For my sister Sam, who has Down Syndrome, almost every moment presents some kind of challenge. There aren’t any singular instances of her self-talk that stand out to me, because Sam runs a mental marathon every time the world demands her to be spontaneous. I witness how hard she is on herself when I hear snippets of her running commentary, which usually consist of phrases like “only take one” or “okay, just take it slow.”
Not that she wants me to hear her self-talk: on her part, it’s either involuntary or in the supposed privacy of the car or hallway. But it’s difficult not to hear her; while my monologue is internal, Sam needs to talk it out in a very literal sense.
I hear Sam self-talk herself through acts as simple as ladling soup into a bowl—things she’s afraid of messing up because she just saw ten people before her do it without a problem. She also stages elaborate complicated soap opera plots on our staircase, acting every part. I wouldn’t consider it talking to imaginary friends so much as writing out loud. If I leave my door open, I’m treated to snippets of surprise pregnancies, kidnappings, magic battles a la the TV show Charmed (one of her obsessions), and of course fighting over boys. Her imagination is as vibrant as it ever was, a trait not many of us can say we’ve honed with age. As I drove her home after seeing the new Star Trek film, Sam commented that she liked the movie because there was so much conflict: “man versus man, like with Jim and the pointy-eared alien guy” and man versus nature “when Jim was running from that monster. That thing was gross.” I nearly drove off the road in shock—but then, I should be used to her insight. I get to hear it every day.

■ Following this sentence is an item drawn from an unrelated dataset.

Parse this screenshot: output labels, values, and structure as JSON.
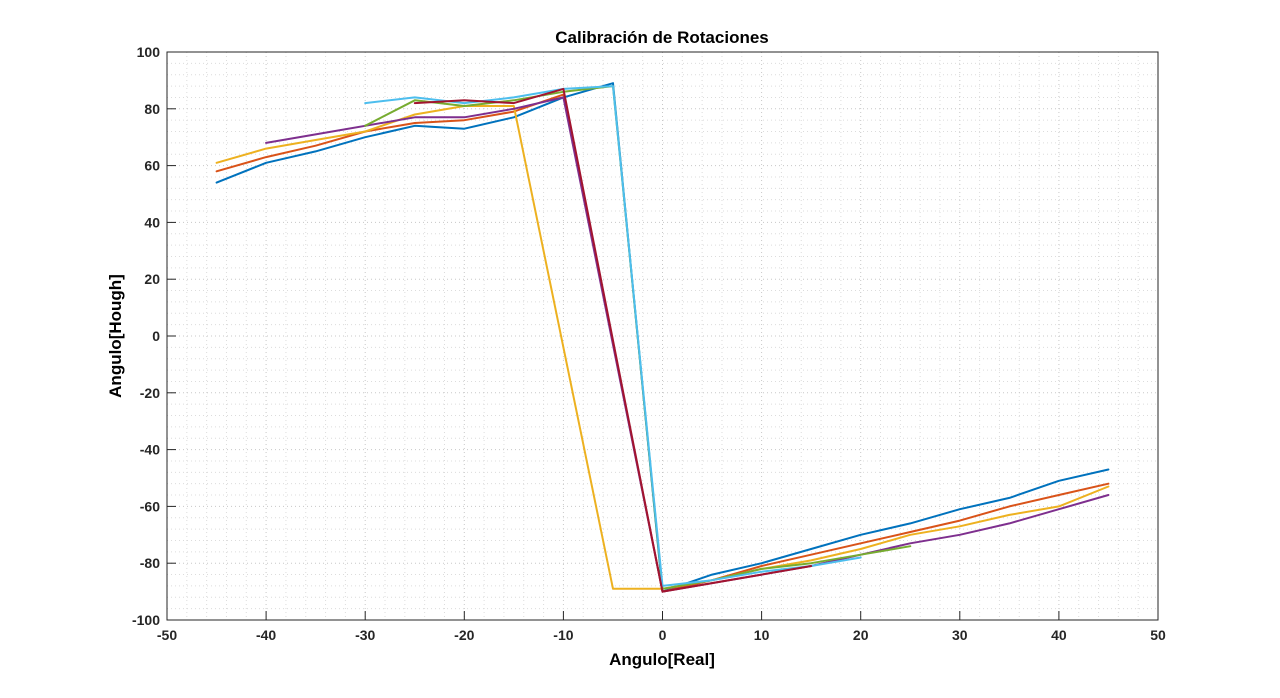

In spite of her silliness, Sam is easily the most sincere person I know. There isn’t a situation she doesn’t take seriously; this might be partly because she wants to be normal, but I contribute it more to her earnestness. Sam both has no choice but to be vulnerable and recognizes the hurt that comes from such openness. She can never keep a lie for very long, even if it gets her in trouble. Maybe it’s because she works through her insecurities so verbally, but it’s hard not to be proud of her struggle. When I’m faced with my next marathon, hopefully my self-talk will sound a little less like me and a little more like my sister.